MICHELIN Connected Fleet fête ses
un an
Lancé fin 2021, MICHELIN Connected Fleet rassemble sous une seule marque l’ensemble des services et solutions avancés de gestion de flotte qui préexistaient au sein du groupe Michelin sous différentes entités, dont Masternaut pour l’Europe. À ce jour, 10 000 clients utilisent les solutions MICHELIN Connected Fleet en Europe, ce qui représente un parc de 250 000 véhicules. En 2022, un nouveau site web présentant l’offre a vu le jour. Côté réseaux sociaux, l’ensemble des comptes existants ont été habillés aux couleurs de MICHELIN Connected Fleet, avec des publications autour des problématiques des gestionnaires de flottes et une communauté, grandissante et engagée, interagissant autour de ces sujets.

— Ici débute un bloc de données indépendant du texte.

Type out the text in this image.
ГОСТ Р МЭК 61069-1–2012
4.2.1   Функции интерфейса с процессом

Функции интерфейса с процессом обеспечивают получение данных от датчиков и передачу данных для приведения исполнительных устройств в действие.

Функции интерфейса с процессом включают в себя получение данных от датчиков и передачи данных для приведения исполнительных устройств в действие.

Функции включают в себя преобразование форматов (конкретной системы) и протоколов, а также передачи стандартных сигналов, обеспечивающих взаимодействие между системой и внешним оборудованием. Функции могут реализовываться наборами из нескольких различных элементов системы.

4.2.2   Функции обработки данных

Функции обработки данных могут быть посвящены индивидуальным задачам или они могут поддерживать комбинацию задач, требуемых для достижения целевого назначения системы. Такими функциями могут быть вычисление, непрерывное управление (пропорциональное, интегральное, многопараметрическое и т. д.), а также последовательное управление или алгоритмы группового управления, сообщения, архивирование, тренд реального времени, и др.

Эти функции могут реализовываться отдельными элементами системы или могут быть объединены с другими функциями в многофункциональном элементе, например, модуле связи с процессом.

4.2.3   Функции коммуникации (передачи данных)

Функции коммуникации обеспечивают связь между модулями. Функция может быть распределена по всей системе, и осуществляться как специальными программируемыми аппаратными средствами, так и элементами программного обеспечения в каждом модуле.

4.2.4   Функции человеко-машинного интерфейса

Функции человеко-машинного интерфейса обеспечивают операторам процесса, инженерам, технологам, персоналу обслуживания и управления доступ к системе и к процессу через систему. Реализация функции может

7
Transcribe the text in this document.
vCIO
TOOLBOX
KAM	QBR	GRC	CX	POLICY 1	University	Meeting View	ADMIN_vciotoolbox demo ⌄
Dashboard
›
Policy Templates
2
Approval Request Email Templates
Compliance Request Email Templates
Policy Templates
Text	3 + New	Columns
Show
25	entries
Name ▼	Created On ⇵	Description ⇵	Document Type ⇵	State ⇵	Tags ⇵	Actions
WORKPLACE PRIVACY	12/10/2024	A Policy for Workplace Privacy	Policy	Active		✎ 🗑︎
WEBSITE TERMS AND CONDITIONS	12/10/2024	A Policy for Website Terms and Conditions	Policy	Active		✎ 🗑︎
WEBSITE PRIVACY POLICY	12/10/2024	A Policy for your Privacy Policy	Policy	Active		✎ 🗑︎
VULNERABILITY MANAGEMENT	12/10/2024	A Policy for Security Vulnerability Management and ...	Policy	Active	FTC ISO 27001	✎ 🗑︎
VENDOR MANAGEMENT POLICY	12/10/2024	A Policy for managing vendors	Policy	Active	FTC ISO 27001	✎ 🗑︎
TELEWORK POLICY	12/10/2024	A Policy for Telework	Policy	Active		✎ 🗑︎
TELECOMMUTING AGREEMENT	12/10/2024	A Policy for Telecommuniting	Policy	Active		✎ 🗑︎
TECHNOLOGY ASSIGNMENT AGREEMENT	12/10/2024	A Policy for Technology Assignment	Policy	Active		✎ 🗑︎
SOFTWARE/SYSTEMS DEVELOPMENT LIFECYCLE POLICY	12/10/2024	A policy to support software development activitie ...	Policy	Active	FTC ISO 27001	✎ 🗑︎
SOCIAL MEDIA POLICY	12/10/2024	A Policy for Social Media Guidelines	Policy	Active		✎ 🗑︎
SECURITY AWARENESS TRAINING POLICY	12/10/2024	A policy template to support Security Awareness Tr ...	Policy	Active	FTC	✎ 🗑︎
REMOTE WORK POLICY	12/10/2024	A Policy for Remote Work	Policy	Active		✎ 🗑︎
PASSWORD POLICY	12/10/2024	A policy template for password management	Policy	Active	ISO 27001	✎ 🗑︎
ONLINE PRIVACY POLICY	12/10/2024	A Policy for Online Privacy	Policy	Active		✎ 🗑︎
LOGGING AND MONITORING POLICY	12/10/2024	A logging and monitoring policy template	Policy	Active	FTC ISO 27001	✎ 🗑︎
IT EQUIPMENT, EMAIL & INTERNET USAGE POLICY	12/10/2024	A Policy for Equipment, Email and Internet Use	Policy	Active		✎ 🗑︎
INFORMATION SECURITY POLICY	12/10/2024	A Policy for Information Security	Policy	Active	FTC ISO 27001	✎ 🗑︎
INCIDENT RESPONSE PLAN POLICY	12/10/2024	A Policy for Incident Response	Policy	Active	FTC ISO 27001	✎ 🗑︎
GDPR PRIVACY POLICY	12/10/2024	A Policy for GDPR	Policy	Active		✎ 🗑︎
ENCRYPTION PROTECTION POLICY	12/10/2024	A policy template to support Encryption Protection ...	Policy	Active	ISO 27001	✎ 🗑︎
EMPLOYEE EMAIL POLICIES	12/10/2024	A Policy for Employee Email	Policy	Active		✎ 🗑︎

Le Challenge Éco-Conduite AddSecure 2022
Ce sont 11 000 conducteurs routiers qui ont participé à l’édition 2022 du Challenge Éco-Conduite organisé par AddSecure dans 6 pays. Les gagnants français sont Ambroise ABB dans la catégorie de la plus grande réduction d’émissions de CO2, les transports Bruneel pour le meilleur score éco-conduite et les transports Laporte dans la catégorie de la meilleure amélioration de l’index éco-conduite. Le challenge est ouvert à tous les clients AddSecure Smart Transport et se base sur l’indice d’éco-conduite AddSecure. Les entreprises étaient divisées en 6 catégories différentes en fonction du pays (France, Suède, Norvège, Finlande, Danemark, Allemagne) et en une catégorie pour les opérateurs de bus en Europe.
Hybridation télématique du transport sous température dirigée
Ekolis lance à travers son offre Infinity une plateforme destinée à traiter les données de suivi des températures du transport frigorifique. Le système fonctionne avec n’importe quels matériels et sondes embarqués dans les véhi- cules. L’offre d’hybridation s’appuie sur l’expertise d’Ekolis, dont la plateforme Infinity traite à ce jour les données de température de 3 500 véhicules frigorifiques, soit 250 000 remontées d’informations quotidiennes.

Sur les véhicules plus anciens, le spécialiste vient installer des balises de communication autonomes, connectées aux enregistreurs de températures et groupes frigorifiques, simples et rapides à mettre en place.